Wall Street giants have released results

As of now, the third-quarter financial results of major Wall Street giants including Goldman Sachs, Morgan Stanley, JPMorgan Chase, Citibank, Wells Fargo and others have been disclosed one after another.

Overall, despite the continued impact of market uncertainty in the second half of this year, Wall Street's stocks and bonds have double-killed, and the performance of Wall Street banks has declined compared with the same period last year. However, in the context of the Fed's interest rate hike and rising interest rates, net interest income has become the highlight of the third quarterly report of Wall Street banks, and many major banks have exceeded market expectations.

Specifically, JPMorgan Chase had the best third-quarter performance. JPMorgan's adjusted revenue for the third quarter was $33.49 billion, slightly better than analysts' estimates of $32.35 billion; third-quarter net income fell 16.7 percent to $9.74 billion, compared with $11.19 billion in the same period last year; and earnings per share were $3.12, also higher than analysts' consensus range of $2.88-2.92.
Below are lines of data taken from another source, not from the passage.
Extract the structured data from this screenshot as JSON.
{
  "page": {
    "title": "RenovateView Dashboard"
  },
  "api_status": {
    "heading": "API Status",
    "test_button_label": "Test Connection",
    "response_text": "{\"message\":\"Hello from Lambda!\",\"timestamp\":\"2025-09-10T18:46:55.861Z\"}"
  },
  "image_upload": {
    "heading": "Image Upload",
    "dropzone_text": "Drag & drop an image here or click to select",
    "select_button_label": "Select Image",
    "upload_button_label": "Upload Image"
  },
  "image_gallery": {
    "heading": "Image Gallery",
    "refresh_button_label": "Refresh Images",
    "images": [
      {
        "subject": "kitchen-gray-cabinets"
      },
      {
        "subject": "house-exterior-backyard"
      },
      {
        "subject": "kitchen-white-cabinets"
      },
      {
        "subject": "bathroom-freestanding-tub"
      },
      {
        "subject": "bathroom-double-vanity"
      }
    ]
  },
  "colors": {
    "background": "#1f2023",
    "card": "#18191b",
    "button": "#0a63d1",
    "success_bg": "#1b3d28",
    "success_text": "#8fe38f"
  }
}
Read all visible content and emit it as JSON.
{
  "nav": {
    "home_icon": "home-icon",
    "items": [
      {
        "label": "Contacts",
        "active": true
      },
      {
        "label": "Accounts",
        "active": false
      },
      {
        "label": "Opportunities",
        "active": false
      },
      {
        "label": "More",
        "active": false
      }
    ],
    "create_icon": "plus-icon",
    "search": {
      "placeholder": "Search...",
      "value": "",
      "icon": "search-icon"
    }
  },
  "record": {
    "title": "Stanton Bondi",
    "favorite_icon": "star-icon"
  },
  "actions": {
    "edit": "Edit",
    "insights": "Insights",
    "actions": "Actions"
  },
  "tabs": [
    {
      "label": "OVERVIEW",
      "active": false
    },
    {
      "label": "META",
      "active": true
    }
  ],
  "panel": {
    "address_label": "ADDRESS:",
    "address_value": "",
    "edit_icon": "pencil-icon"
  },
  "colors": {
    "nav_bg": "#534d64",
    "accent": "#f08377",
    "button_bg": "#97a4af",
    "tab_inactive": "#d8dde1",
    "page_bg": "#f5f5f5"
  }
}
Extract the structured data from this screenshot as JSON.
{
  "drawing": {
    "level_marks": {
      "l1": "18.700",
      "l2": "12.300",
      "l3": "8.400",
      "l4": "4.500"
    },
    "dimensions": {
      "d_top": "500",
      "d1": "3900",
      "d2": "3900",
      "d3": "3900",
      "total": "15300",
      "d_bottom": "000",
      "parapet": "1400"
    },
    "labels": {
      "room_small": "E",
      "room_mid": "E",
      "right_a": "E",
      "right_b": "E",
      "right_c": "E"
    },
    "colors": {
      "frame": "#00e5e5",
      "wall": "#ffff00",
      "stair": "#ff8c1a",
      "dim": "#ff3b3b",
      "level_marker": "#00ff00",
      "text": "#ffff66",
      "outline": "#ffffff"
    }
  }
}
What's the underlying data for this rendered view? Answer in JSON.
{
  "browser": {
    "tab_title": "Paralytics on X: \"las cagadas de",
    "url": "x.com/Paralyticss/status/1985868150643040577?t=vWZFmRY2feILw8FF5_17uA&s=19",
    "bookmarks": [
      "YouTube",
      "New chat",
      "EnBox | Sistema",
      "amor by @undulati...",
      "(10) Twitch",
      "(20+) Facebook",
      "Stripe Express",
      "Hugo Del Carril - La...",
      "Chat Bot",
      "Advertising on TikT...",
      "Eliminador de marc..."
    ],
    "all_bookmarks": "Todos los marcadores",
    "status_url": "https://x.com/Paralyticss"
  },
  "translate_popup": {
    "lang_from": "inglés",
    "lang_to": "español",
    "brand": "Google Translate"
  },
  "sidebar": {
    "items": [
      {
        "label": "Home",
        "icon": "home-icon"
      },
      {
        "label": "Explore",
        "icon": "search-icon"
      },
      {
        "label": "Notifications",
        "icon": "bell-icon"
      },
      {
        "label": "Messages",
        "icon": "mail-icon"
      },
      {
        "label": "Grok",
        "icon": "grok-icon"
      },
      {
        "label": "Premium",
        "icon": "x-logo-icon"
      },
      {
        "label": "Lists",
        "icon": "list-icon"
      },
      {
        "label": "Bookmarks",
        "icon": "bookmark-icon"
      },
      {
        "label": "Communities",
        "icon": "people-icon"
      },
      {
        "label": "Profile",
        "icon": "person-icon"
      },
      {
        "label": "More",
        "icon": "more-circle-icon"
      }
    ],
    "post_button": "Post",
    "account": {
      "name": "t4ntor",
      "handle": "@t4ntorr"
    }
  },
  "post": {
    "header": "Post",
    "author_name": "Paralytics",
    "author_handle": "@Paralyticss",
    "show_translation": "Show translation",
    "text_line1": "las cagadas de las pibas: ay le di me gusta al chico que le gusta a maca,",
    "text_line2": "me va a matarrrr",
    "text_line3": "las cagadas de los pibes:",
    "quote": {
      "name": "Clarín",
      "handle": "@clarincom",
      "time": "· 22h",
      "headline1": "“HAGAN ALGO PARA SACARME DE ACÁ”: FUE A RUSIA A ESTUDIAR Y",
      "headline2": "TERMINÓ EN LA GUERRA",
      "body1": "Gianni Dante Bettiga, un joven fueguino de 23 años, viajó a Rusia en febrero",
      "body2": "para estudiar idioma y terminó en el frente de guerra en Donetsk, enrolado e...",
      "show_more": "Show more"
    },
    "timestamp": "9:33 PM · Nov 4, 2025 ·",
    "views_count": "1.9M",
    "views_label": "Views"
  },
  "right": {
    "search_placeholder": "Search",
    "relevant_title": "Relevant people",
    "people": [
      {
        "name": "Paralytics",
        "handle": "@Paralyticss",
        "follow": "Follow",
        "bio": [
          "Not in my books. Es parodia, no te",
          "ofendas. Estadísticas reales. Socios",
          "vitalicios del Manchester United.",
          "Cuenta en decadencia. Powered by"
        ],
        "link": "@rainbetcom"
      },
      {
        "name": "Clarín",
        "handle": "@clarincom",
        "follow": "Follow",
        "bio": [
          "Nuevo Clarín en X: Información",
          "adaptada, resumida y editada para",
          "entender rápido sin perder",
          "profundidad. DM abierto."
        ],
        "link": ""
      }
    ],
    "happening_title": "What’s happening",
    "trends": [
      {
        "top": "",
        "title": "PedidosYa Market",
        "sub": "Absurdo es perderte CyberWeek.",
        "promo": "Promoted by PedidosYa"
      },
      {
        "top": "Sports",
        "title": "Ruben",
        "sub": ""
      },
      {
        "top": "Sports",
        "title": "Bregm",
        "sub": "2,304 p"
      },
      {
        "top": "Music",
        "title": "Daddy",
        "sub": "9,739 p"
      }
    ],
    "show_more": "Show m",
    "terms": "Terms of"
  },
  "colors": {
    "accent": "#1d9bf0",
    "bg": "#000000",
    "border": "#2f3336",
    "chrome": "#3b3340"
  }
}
By business, J.P. Morgan's consumer and community banking revenue was $14.3 billion, up 14% year-over-year. Corporate and investment banking revenue of $11.9 billion, down 4% year-over-year; Commercial banking revenue was US$3.05 billion, up 21% year-on-year; Asset and wealth management revenue increased 6% year-over-year to US$4.54 billion.

Revenue also exceeded expectations were Wells Fargo, whose adjusted revenue in the third quarter was $19.15 billion, up 3.56% from the same period last year and higher than market expectations of $18.751 billion. In addition, Citi's fiscal third-quarter revenue was $18.51 billion, up 6% year-over-year.

Morgan Stanley, on the other hand, fell short of expectations. Morgan Stanley's net revenue in the third quarter of this year was $12.99 billion, a year-on-year decrease of about 12%; Net income was $2.63 billion, down approximately 29% year-over-year, and diluted earnings per share were $1.47. By business, Morgan Stanley's wealth management grew by $65 billion in the third quarter, while fixed income became one of the few items in the company to grow significantly, while investment banking and equities shrank again.

It is worth mentioning that in the third quarter of this year, the investment banking business of Wall Street banks collectively encountered a "cold wave". Among them, Morgan Stanley's investment banking business plunged 55% from the same period last year to US$1.28 billion, and Citi Investment Bank's revenue plummeted 64% to US$630 million.

Morgan Stanley CEO James P. Gorman said in a conference call that the bank's investment banking business has deteriorated due to the market environment, and the slowdown in global transactions has dragged down the investment bank's core underwriting business. He expects that the outlook for investment banking transactions may continue to deteriorate during the year as the Fed raises interest rates to curb inflation expectations, the economic growth outlook is clouded, and the geopolitical crisis triggers financial market shocks that affect investor sentiment.